Под улюлюканье толпы Иван с Яфимом закружились в танце, выбрасывая ногами буруны сверкающего на морозе снега. Иван внимательно поглядывал снизу вверх на Яфима, а Яфим глядел сверху вниз на Ивана, выискивая момент для удара. И такой момент наступил. Иван неожиданно наступил, то ли на льдинку, толи на скользкий бугорок и, пошатнулся. Пытаясь сохранить равновесие, Иван раздвинул руки в стороны и выпрямился, на миг, потеряв Яфима из виду. В глазах сначала закружились звездочки, а затем потемнело. «Пропустил!». Иван пошатнулся и упал на колени.
– Добей! Добей! – всполохнулись дружки Яфима, – Пущай ишо понюхает кулак то.
Судья подскочил к бойцам, раскинул руки в стороны, давая Ивану отдышаться. Яфим выгнув грудь вперед, горделиво пробежался по кругу, поглядывая на сверкающую упряжь. Затем, подошел к Ивану со спины и склонился над ним вопросительным знаком:
– Это табе за прошлый раз, а сейчас будеть за Екатерину. Думаш не видал я, как тыя с нея на горке кавыркалси? – вполголоса прошипел в ухо, – Неужель не знал, что она моя невеста? Сейчас узнаешь. Бойси!
Иван, бросил взгляд на Катерину, на её прижатые к щекам ладошки, на испуганные глаза. «Ну, уж не будет таво! Сам бойси». Иван встряхнулся, вскочил на ноги и выставил руки вперед.

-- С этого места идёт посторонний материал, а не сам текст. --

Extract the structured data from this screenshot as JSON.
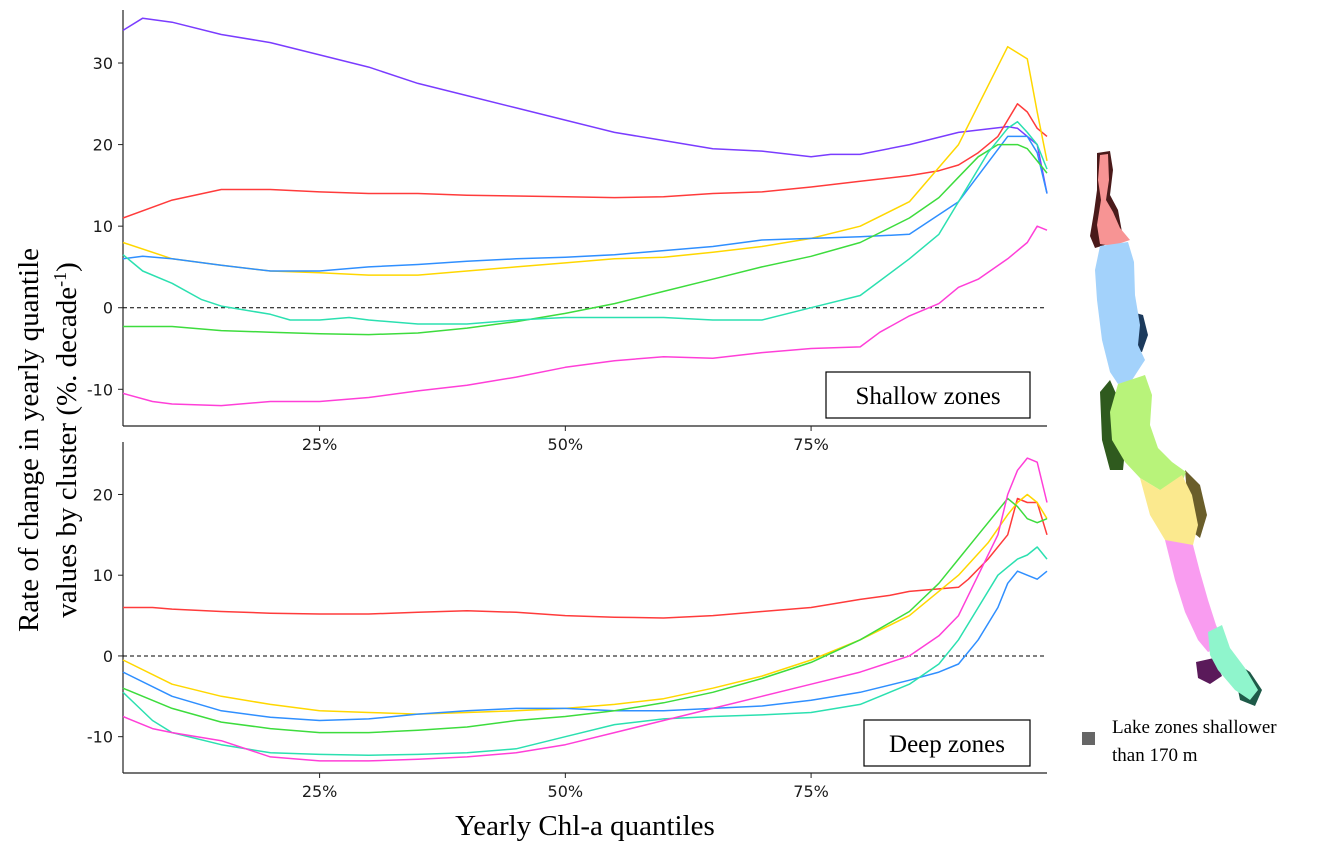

– Ванька! Ноги! – Егор забежит то право, то влево от судьи.
Иван тоже подумал про ноги: «А ведь ноги у Яфима слабое место! С лошадьми управляясь, Яфим руки то укрепил, а про ноги не знаеть! Да и откуда силы в ногах будуть, ежели цельный день Яфим сидьмя на лошади? Ну, Егор, ну молодца!».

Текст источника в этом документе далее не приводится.